- Born: Brian Stewart Worthington 9 June 1938 Oldham, England
- Died: December 9, 2007 (aged 69)
- Education: Guy's Hospital
- Medical career
- Profession: Consultant neuroradiologist
- Field: Neuroimaging
- Research: MRI
- Awards: RCR Gold Medal

= Brian Worthington =

English radiologist

Brian Worthington (9 June 1938 - 9 December 2007) was the first radiologist to be elected a Fellow of the Royal Society and is acknowledged as a pioneer in clinical magnetic resonance imaging. He was born in Oldham, England and was educated at Hulme Grammar School, training at Guy's Hospital after graduating in physiology and medicine. After graduation his career developed rapidly, particularly in the field of MRI research and he was subsequently admitted as a Fellow of the Royal College of Radiologists.

==Early career==
From grammar school he won a scholarship to Guy's Hospital, where he won three major prizes in medicine and graduated with MB BS in medicine and BSc (Hons) in physiology. After his medical training, he worked at Guy's Hospital and then moved from London and worked as a consultant radiologist in Nottingham and Derby hospitals and from 1971 as a consultant neuroradiologist. He was part of the developing medical school in the then recently built Queen's Medical Centre (QMC) teaching hospital Nottingham, and formed a close working relationship with Rex Coupland who was Foundation Professor in the University of Nottingham Department of Human Morphology. In 1975, he was appointed as a Reader in the Department of Human Morphology and in 1981 as Professor of Diagnostic Radiology.

==MRI development==
Although primarily a neuroradiologist, he was also interested in neuroimaging of the brain and when the University of Nottingham became a centre of early MRI development, it quickly became apparent that there was a need for accurate correlation of magnetic resonance images with anatomical structures and Worthington was considered to be the local expert. Raymond Andrew's research group had published small novel cross sectional images of fruit and also a human wrist in the scientific journal Nature and it was with this group that he made his first clinical evaluations in Nuclear Magnetic Resonance Imaging. When the research group scaled up to whole body imaging experiments, he was instrumental in the first evaluation study to be carried out on a series of patients with a variety of intracranial abnormalities.

Following the disbandment of Andrew's group, he began a long collaboration and association with Peter Mansfield and eventually held the post of Professor of Diagnostic Radiology at the University of Nottingham and had his own small department in the QMC. In Mansfield's group he contributed to the potential of Echo-planar imaging, attending and promoting this technique at conferences and meetings around the world. He lectured on clinical aspects of MRI and gave more than 300 invited lectures at international events and produced over 300 scientific and clinical papers. As well as producing seminal clinical evaluation papers, he contributed to a whole range of clinical applications such as obstetrics and gynaecology which included physiological and pathological studies in pregnancy. He trained a large number of clinical radiologists, who went on to develop the clinical applications of MRI.

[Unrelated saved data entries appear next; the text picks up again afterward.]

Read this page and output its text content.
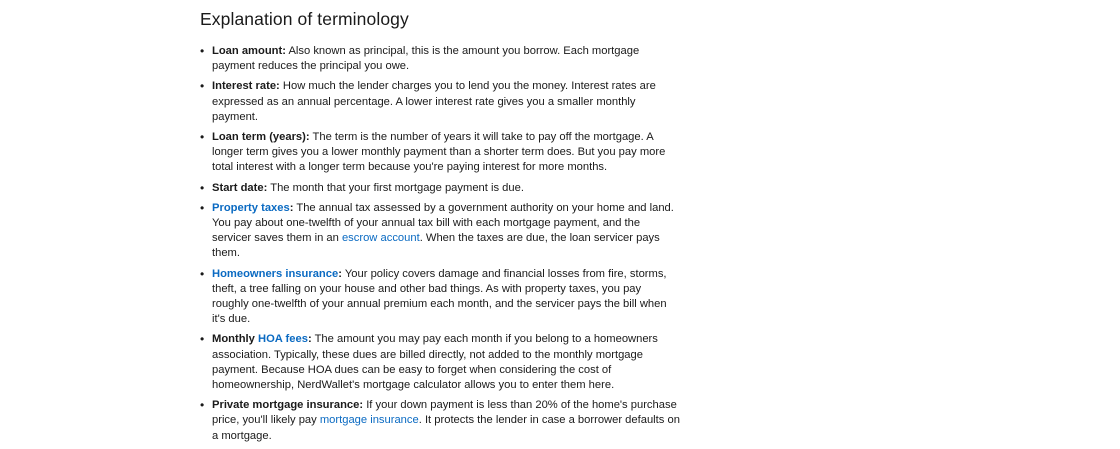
Explanation of terminology
• Loan amount: Also known as principal, this is the amount you borrow. Each mortgage payment reduces the principal you owe.
• Interest rate: How much the lender charges you to lend you the money. Interest rates are expressed as an annual percentage. A lower interest rate gives you a smaller monthly payment.
• Loan term (years): The term is the number of years it will take to pay off the mortgage. A longer term gives you a lower monthly payment than a shorter term does. But you pay more total interest with a longer term because you're paying interest for more months.
• Start date: The month that your first mortgage payment is due.
• Property taxes: The annual tax assessed by a government authority on your home and land. You pay about one-twelfth of your annual tax bill with each mortgage payment, and the servicer saves them in an escrow account. When the taxes are due, the loan servicer pays them.
• Homeowners insurance: Your policy covers damage and financial losses from fire, storms, theft, a tree falling on your house and other bad things. As with property taxes, you pay roughly one-twelfth of your annual premium each month, and the servicer pays the bill when it's due.
• Monthly HOA fees: The amount you may pay each month if you belong to a homeowners association. Typically, these dues are billed directly, not added to the monthly mortgage payment. Because HOA dues can be easy to forget when considering the cost of homeownership, NerdWallet's mortgage calculator allows you to enter them here.
• Private mortgage insurance: If your down payment is less than 20% of the home's purchase price, you'll likely pay mortgage insurance. It protects the lender in case a borrower defaults on a mortgage.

Throughout his career his papers related to MRI, X-ray and CT (computed tomography) scanning, as well as medical imaging in general. As a radiologist he was interested in all forms of medical imaging and much of his work has been archived as part of the Manuscripts and Special Collections catalogue by the University of Nottingham.

==Personal life==
Worthington was married with two sons. He had a great interest in the Icelandic language which he could speak quite well and when he retired, he took a part-time degree on the topic.

==Honours==
During the course of his life, he received many awards.
- He was elected President of the British Institute of Radiology in 1988 and in 1990 was awarded the Gold Medal of the Society of Magnetic Resonance.
- In 1998 he was elected Fellow of The Royal Society, the first radiologist to be admitted in its history and awarded the coveted Royal College of Radiologists Gold Medal for significant contribution in his field.
- He was an inaugural Fellow of the Academy of Medical Sciences (1998).

==Death==
He became ill from pancreatic cancer and died in December 2007.